Myles Bertrand, managing director at Mambu, says they've seen an incredible acceleration in the rate of fintech innovation across the region over the past year. While some of that was a direct result of the pandemic, the adoption of new financial technologies is now primarily driven by consumer demand.
"Consumers across Asia Pacific have experienced how digital banking technologies can make their lives easier, with a huge range of faster, more convenient and much less expensive ways to manage their money," says Bertrand. "So, we're seeing a rapidly growing number of previously unbanked consumers who are now able to participate in the formal economy."
Bryan Carroll, CEO of Vietnamese digital-only bank TNEX agrees, he adds, "We have customers whose annual income may be less than $2,000. These are people who, in the past, wouldn't be able to afford banking."
The report includes in-depth looks at Vietnam and Indonesia and commentary from several Asia Pacific fintech leaders. It identifies the countries and cities leading the fintech charge in the region, including Jakarta, which jumped 27 places in the city rankings this year, and New Zealand, which rose 15 places in the country rankings to sit inside the top 10 for the first time.
It also unpacked new financial technologies, particularly in the payments space, that are changing how people across the Asia Pacific region manage their money, where cash has been relegated from its long-held position of king.
But while fintech innovation is increasing at pace, Findexable says old roadblocks remain, and new barriers frequently arise. The report highlights some issues faced by fintechs due to the region's complex regulatory framework and the disparity in the economic maturity of different countries.

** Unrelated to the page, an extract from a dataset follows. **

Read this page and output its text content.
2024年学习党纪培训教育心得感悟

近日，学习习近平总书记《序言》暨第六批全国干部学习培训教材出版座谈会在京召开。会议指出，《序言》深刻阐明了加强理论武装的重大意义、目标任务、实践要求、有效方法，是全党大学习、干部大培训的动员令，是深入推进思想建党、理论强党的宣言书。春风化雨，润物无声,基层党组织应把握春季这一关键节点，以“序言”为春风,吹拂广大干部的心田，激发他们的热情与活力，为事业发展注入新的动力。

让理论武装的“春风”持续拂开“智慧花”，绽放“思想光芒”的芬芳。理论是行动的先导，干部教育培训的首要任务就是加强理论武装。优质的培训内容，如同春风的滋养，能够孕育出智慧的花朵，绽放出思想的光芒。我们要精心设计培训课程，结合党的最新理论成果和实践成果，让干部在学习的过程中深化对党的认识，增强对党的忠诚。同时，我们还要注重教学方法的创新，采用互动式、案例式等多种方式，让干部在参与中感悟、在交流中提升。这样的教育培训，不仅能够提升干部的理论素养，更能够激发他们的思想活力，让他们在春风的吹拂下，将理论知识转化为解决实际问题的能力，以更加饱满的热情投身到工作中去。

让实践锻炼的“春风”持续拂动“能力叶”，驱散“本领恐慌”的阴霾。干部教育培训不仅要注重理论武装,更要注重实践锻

"Asia is home to nearly half of the top 20 global fintech hubs identified in the report, but the differing regulations from country to country can be a hindrance to multinational growth in the region," says Bertrand.
"Each country's central bank or government has its own agenda, so fintechs need to work collaboratively with the regulators in each country to understand their concerns and to help support the creation of mutually beneficial ecosystems that support innovation."
He says that's what's going to truly drive continued improvements in financial inclusion.